Par contre et pour simplifier au maximum, aux USA, le droit d’auteur est cessible, comme un produit. C’est à dire que vous pouvez écrire une blague et la vendre sans plus jamais en réclamer la paternité ou l’usufruit. Elle ne vous appartient plus et vous pouvez renoncer aux droits liés à son exploitation.
En France, le droit d’auteur est inaliénable, vous êtes et serez toujours l’auteur de vos écrits et vous percevrez toujours les droits liés à leur exploitation.
Acheter et vendre des blagues
Cette nuance est importante car on pourrait imaginer un monde où tout le monde est honnête.
Un comédien français en vacances aux USA trouverait particulièrement géniales certaines blagues de comédiens. Il pourrait aller les voir et leur dire : “Je pense que ta blague vaut X $, j’aimerais te l’acheter. Nous allons établir un contrat qui fixe les modalités de cette transaction si tu es d’accord“.
Il reviendrait en France avec des blagues qui n’ont pas été écrites par lui mais qu’il a le droit d’exploiter comme si c’était les siennes, le tout sous couvert d’un contrat visant à garantir les droits des différents protagonistes. Ce contrat pourrait même stipuler que le nom de l’auteur de la blague n’a jamais à être rendu public, que personne ne doit le dévoiler etc. On est dans la vente d’un produit et il y a consentement mutuel à son exploitation.
En France, un auteur restera toujours un auteur, il ne peut pas céder la paternité d’une création intellectuelle…Mais rien n’empêche un comédien d’aller voir un autre comédien et de proposer : “J’aime particulièrement cette blague, est-ce que je peux l’utiliser dans mon spectacle en échange de X € et de Y % de droits d’auteur sur mes spectacles“.
Ne pensez pas que cette pratique n’existe pas! Certains humoristes font la démarche “d’acheter” des blagues à l’étranger et d’autres de proposer des deals de co-écriture à des Français. Cela ne pose aucun problème d’étique, tout le monde peut s’y retrouver dans ces échanges. En tant qu’auteur vous avez tout intérêt à ce que vos oeuvres soient exploitées un maximum et qu’elles génèrent des revenus constants.
Le soucis vient du fait qu’aujourd’hui beaucoup ont pris sans déclarer à l’auteur et donc ne se sont pas inscrits dans une démarche de contrepartie.
A partir de quand on peut parler de plagiat?
Attention, ce qui va suivre ne suit pas scrupuleusement le cadre établi par la loi mais plus une vision du plagiat construite autour des différentes interventions qu’ont pu faire les comédiens/auteurs US et les comédiens/auteurs français.

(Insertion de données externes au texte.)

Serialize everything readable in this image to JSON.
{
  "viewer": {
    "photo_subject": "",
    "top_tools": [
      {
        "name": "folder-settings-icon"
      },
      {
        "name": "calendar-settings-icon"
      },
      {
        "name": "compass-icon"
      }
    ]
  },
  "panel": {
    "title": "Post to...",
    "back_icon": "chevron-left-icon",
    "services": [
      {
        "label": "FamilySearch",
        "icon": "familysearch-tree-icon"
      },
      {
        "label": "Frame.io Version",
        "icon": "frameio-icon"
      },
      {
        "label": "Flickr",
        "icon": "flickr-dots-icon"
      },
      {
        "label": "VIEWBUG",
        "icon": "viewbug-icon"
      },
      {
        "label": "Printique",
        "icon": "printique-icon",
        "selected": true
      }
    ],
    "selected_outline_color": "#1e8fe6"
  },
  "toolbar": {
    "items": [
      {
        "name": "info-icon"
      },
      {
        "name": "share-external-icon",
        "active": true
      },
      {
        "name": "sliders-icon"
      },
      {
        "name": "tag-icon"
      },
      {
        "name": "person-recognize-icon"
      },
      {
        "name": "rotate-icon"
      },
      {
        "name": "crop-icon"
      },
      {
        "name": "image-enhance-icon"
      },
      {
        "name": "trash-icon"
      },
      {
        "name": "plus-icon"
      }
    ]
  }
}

Une blague de base est constituée : d’une prémisse, d’un angle et d’une punchline. Certains considèrent que l’on peut partager la prémisse et l’angle avec quelqu’un d’autre du moment que la punchline est différente. D’autres pensent que l’on ne peut partager que la prémisse ou l’angle pas les deux…
Le plagiat tel qu’il a été pratiqué par les Français dans le stand-up a été d’une part littéral (traduction et copie d’une blague) mais aussi camouflé (traduction ou emprunt d’une blague et modification cosmétique des éléments constituants). Cette forme de copie est la plus difficile à mettre à jour car elle ne s’attaque pas aux mots employés dans la blague mais à l’essence même de la blague : sa dynamique, sa magie.
Ainsi en changeant des détails, en localisant l’action ailleurs, en modifiant les protagonistes, certains copient exactement une blague tout en ne partageant plus un mot commun avec. C’est la forme la plus vicieuse de plagiat et la plus dure à démontrer.
Expérience personnelle : On ne m’a jamais “pris” des sketchs entiers, par contre on a copié quelques fois l’essence d’un sketch, sa dynamique en changeant des détails d’enrobage.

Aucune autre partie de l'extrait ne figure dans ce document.